A new pilot scheme aims to improve mapping data and thereby rationalise country programming – we sat down with Muhammad Qadeer ul Hussnain, Digital Agriculture Manager at Better Cotton, to find out all about it.
Can you give us an overview of the pilot?
Pakistan has one of the largest numbers of farmers of all Better Cotton-producing countries, spread over 22 districts in two provinces, organised into more than 125 Producer Units (PUs), and managed by six partners. As Better Cotton’s programme has developed, new and increasingly complex questions have emerged.
Historically, we’ve relied on tabular data for answers, but now we are adding a geographic dimension to it as well. As a result, Better Cotton is running a pilot to map three districts. Reflecting advances in geographical information system technology, remote sensing and ground data, we opted to turn to geographical mapping for the first time.
The concept was formulated in December 2022, work began to map the districts in question in March, and the pilot will end in July. It is providing customised maps of the three districts resulting in a visual representation of the study area, highlighting factors like the location of the growers, ginners and partners.
What were the pilot’s origins?
Our Pakistan country management team wanted to better assess the organisation’s reach, be able to identify shifting trends in cotton cultivation, and significantly improve data quality. Data is the bedrock of programmes based on numbers, and with different reporting methods and a lack of clarity, we wanted to introduce a system with stronger checks and balances.
For example, we know the districts where farmers work with us, but we lack both exact numbers and the location of those growers who aren’t partnered with the initiative. As a result, we weren’t able to work out why a farmer doesn’t fall under the Better Cotton umbrella. Are they too far from the programme partner in the district? Are they part of a neglected minority? It was previously impossible to tell.
How did you implement the pilot?
This pilot relies heavily on open-source tools, technologies and data sources. Using publicly available material from the Survey of Pakistan (SoP), Open Street Map (OSM), the Election Commission and local government, we’ve created base maps to locate villages where Learning Groups (LGs) are formed.
For ginners, we’ve taken our existing data, like addresses and locations, and plotted these coordinates on the map. Further analysis has been employed to calculate the distances of LGs from the ginners. Laid onto this is satellite imagery, which provides much higher-resolution data and is good for crop mapping. Using an algorithm that highlights the location of fields and references data over five years, we were able to work out where cotton is being repeatedly grown.
Changing how we measure and evaluate our reach in the three pilot districts has resulted in a different sort of thinking. The data creates lots of new possibilities in terms of what we can measure, questions we can ask (particularly of our partners and their activities), as well as potential supply chain benefits. We also need to think about how to realign assessment processes.
What are your initial findings?
The findings are still being collated, but early indications are that the mapping process will provide valuable suggestions to improve country programming, partner management, evaluation and assessment. This, in turn, will result in efficiency gains, cost efficiencies and better programme management.

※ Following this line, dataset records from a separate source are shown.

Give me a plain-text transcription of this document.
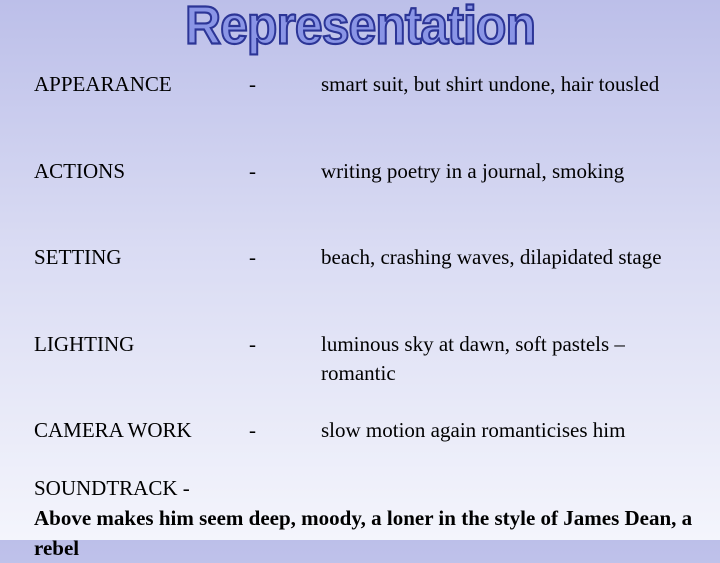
Representation
APPEARANCE	-	smart suit, but shirt undone, hair tousled
ACTIONS	-	writing poetry in a journal, smoking
SETTING	-	beach, crashing waves, dilapidated stage
LIGHTING	-	luminous sky at dawn, soft pastels – romantic
CAMERA WORK	-	slow motion again romanticises him
SOUNDTRACK -
Above makes him seem deep, moody, a loner in the style of James Dean, a rebel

Our new maps highlight where cotton cultivation has dropped (and so investment does not represent value for money), and where there is a mismatch in partner operations. It also offers potential improvements to the supply chain, for example highlighting to growers the locations of their closest ginners.
What are the pilot’s longer-term goals?
This is a tiny pilot project, but one that may be able to be replicated globally. We’ve devised a methodology that works and we’d like to scale this up. What we’ve created is applicable to the rest of Pakistan, while other countries could use a similar approach.
We plan to develop an atlas of Better Cotton, mapping working areas with programme partners, growers and ginners. In turn, this will highlight the actual scale and reach of our operations, while also offering new and improved opportunities to partners and helping improve supply chain coordination.